Die Welt da draußen

Die Zeit verging. Ruki wuchs ein wenig, dennoch immer noch ein wenig klein und schmal für sein Alter. So langsam schien die gesunde Phase einzutreffen und er lernte fleißig. Saß Stunden da und übte mit Tusche und dünnem Pinsel möglichst feine, schöne Buchstaben zu schreiben. Wenn es nicht das war, las Ruki oder aber er schlich ans Klavier, obwohl er dies nicht ohne die Mutter anfassen durfte. Dennoch saß er dann da und klimperte vor sich hin – noch nicht mal völlig ohne Talent. Der Zofe erschien es, als wollte er die Melodien nachspielen die er gehört hatte. Da sie nur kein Klavier spielen konnte..


In diesem zarten Alter hatte er bereits lange Haare gehabt. Oft waren sie in einem geflochtenen Zopf und reichten ihm beinah bis zur Hüfte. Es gab Personen, die klein Ruki im ersten Augenblick für ein Mädchen hielten und dann darüber staunten einen 8jährigen Jungen vor sich zu haben. Die Frage nach der Zierlichkeit kam in jedem Gespräch auf. Manchmal saß er dabei und hörte den Gesprächen zu. Sicherlich saß er dabei nicht auf dem Schoß seiner Mutter, sondern dann auf dem Sofa neben ihr oder dem Stuhl. Es war so oder so immer ein ÜBER ihn reden und nicht MIT. So schnell kam man nicht auf Idee einfach das Kind zu fragen, was es dachte und fühlte. Stattdessen wurde breitgetreten welche Mühe ein kränkliches Kind machte – als sei dies eine Medaille wert.
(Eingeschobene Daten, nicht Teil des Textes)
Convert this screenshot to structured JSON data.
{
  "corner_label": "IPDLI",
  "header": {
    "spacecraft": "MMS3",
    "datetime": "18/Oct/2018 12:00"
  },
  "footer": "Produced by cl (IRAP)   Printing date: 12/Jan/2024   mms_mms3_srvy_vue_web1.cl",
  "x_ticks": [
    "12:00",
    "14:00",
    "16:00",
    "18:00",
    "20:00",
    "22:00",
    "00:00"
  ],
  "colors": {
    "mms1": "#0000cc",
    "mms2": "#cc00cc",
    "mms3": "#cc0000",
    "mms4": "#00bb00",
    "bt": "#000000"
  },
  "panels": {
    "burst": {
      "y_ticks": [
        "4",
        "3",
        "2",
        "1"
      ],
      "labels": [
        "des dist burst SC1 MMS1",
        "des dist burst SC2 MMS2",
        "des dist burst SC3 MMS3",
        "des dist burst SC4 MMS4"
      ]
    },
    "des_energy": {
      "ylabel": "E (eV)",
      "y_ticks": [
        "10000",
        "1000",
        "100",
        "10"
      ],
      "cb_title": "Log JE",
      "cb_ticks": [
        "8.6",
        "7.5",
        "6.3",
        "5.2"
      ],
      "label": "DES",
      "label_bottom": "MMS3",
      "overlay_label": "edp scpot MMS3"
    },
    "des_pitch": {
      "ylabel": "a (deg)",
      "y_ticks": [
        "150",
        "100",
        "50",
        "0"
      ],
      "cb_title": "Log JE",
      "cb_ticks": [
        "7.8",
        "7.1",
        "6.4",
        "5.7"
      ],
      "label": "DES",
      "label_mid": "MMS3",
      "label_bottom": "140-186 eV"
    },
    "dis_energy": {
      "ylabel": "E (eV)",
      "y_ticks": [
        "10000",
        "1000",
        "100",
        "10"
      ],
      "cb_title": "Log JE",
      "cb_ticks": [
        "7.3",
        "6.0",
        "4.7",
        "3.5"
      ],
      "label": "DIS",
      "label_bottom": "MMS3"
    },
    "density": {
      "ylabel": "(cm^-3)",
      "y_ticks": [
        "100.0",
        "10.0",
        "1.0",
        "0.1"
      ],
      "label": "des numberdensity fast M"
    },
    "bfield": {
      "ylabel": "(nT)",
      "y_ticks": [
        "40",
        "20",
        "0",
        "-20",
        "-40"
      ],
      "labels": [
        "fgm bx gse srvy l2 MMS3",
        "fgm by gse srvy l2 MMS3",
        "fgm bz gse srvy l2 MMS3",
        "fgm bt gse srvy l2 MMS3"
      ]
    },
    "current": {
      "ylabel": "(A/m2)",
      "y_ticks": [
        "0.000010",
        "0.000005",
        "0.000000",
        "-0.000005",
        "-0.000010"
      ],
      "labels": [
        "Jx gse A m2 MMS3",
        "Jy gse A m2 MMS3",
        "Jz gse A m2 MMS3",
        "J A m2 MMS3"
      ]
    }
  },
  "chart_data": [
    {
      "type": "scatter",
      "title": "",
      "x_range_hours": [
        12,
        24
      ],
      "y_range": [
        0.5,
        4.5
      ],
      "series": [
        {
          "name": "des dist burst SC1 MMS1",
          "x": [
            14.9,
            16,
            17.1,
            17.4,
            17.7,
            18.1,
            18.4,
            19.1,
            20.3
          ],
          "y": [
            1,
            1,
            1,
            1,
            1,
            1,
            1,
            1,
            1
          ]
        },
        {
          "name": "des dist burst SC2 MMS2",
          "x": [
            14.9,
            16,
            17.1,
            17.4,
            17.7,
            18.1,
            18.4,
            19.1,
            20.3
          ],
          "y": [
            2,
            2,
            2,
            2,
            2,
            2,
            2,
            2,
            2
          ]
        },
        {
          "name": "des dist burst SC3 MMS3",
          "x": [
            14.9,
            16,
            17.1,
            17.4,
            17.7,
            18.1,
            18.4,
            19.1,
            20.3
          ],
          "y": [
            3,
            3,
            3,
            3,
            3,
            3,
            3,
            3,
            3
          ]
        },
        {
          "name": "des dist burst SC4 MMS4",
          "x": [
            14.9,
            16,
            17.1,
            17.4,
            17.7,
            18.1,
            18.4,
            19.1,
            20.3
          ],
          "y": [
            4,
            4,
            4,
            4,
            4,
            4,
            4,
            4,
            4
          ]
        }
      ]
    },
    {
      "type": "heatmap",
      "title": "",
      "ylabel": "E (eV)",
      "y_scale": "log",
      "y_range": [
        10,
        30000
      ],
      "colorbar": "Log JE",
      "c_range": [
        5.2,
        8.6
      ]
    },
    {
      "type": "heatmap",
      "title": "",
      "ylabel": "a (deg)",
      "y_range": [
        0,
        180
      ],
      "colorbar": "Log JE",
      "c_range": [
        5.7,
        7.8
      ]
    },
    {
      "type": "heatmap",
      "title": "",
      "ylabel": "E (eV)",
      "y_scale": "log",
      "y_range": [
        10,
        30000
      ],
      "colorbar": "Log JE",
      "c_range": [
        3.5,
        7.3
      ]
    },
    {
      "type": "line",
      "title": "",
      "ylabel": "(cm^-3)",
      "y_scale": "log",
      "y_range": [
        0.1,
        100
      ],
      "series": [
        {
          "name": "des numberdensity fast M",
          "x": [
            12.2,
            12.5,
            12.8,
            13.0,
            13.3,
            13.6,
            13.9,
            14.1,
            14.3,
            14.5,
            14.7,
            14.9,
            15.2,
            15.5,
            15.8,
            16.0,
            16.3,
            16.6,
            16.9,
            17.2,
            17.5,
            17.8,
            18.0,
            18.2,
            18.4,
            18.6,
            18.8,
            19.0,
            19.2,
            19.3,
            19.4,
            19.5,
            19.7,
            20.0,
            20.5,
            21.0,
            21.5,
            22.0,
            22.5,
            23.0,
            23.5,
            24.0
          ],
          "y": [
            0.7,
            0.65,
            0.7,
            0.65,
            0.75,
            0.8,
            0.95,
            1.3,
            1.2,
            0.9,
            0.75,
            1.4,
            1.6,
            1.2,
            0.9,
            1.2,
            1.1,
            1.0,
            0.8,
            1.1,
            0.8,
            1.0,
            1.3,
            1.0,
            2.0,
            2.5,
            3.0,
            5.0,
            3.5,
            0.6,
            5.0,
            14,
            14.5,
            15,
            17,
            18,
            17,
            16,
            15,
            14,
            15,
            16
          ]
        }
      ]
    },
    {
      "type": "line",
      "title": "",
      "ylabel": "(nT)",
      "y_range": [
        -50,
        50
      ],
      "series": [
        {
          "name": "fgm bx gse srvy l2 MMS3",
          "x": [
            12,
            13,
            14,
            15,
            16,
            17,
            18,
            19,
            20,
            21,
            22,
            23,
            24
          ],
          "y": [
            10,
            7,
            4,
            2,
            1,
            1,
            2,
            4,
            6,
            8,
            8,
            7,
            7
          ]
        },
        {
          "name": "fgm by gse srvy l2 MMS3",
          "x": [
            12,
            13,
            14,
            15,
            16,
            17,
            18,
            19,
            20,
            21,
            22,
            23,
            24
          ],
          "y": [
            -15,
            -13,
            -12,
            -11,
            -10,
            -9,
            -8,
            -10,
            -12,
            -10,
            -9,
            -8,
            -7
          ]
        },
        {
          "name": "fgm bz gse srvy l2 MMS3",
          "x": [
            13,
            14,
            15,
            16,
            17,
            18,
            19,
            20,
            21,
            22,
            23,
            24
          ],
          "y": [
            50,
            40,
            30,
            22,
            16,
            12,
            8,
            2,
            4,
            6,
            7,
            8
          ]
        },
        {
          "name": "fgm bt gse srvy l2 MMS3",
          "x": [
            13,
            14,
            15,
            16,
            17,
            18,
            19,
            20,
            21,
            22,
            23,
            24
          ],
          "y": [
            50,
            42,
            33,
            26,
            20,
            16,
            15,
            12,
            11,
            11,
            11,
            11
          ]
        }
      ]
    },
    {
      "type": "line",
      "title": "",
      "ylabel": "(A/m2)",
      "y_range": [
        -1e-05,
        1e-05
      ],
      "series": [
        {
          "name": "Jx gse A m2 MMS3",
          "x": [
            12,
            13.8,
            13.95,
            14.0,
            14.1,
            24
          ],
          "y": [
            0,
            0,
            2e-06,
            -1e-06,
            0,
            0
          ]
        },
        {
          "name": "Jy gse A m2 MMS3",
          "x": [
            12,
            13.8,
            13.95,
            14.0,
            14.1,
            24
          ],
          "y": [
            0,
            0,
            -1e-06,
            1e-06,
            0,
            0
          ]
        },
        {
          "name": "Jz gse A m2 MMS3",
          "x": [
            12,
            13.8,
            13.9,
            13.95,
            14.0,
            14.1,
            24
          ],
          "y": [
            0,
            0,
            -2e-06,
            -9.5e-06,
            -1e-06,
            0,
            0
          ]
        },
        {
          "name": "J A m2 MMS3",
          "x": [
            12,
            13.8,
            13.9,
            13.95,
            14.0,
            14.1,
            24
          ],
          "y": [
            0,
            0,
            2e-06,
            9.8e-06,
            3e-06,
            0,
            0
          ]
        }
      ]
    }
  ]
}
Dass er durchaus schulisch hinterher hin und es ihm unerklärlicherweise schwer fiele Freunde zu finden, dabei vergaß seine Mutter nur zu gern, dass er viel zu oft an sein zu Hause gebunden war und mit der Zeit immer mehr Regeln aufgestellt worden waren, um ihn vermeintlich zu schützen.


Spiel nicht allein am Klavier.


Geh nicht allein raus. Und wenn es raus geht, dann nur mit deiner Maske und ja nicht zu weit weg laufen.


Bist du in der Lage, dann lerne!


Haustiere? Auf keinen Fall.


Absolute Hygiene! Ständiges Hände waschen, baden.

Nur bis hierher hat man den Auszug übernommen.